Il avait oublié à quel moment ils avaient été séparés. Peut-être lorsque, enragé par la mort brutale de son grand-père, il avait foncé tête baissée sur Azog , cet immonde orc pâle responsable de ce massacre. Oui, c'était sûrement cela. Rien d'autre n'aurait pu lui faire rompre la promesse qu'il avait faite à Frerïn.
Thorïn retournait méticuleusement chaque cadavre, prenant conscience au fur et à mesure de l'ampleur du désastre, sentant son sang se glacer dès qu'il apercevait l'éclat d'une mèche blonde. Mais aucune n'appartenait à son petit frère.

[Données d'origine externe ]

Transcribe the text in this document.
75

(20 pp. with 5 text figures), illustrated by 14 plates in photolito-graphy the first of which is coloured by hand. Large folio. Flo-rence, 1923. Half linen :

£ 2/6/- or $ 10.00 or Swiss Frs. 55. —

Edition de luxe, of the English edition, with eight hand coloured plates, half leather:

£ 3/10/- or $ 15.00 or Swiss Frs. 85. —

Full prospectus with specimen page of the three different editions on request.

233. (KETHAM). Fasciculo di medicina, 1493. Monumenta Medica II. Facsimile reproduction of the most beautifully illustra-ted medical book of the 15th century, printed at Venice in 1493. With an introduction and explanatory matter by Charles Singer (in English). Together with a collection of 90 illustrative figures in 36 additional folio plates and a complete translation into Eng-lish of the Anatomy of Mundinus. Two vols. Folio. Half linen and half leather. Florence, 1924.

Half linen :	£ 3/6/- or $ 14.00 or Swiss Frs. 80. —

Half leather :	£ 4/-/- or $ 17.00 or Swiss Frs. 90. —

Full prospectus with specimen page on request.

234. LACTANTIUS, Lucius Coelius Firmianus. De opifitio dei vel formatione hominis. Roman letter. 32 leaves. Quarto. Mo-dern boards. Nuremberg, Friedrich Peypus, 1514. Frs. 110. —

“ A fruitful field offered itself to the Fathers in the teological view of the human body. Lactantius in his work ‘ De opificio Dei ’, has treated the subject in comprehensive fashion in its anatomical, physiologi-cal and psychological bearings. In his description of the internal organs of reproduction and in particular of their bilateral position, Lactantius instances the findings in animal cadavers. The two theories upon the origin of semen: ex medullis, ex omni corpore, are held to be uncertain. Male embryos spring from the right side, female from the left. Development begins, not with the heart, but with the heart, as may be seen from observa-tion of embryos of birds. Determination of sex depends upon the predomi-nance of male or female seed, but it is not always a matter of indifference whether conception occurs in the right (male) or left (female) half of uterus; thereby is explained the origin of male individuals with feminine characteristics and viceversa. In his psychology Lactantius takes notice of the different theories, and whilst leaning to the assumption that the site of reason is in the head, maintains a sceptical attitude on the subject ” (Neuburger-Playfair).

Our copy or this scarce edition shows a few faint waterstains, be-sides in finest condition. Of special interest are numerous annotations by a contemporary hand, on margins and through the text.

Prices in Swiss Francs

Alors qu'il lui semblait avoir foulé ce champ de bataille depuis une éternité, le jeune prince se rendit compte qu'il s'était trop éloigné, perdant momentanément de vue la Porte Est de Khazad-dûm. S'apprêtant à rebrousser chemin, il repéra toutefois ce qui semblait être un groupe de survivants à l'orée des bois bordant le Kheled-zâram. Parmi eux, il reconnut immédiatement Gloïn et son frère Oïn. Thorïn soupira de soulagement en constatant que ses amis étaient vivants. Frerïn devait sûrement être avec eux. Oui, sûrement.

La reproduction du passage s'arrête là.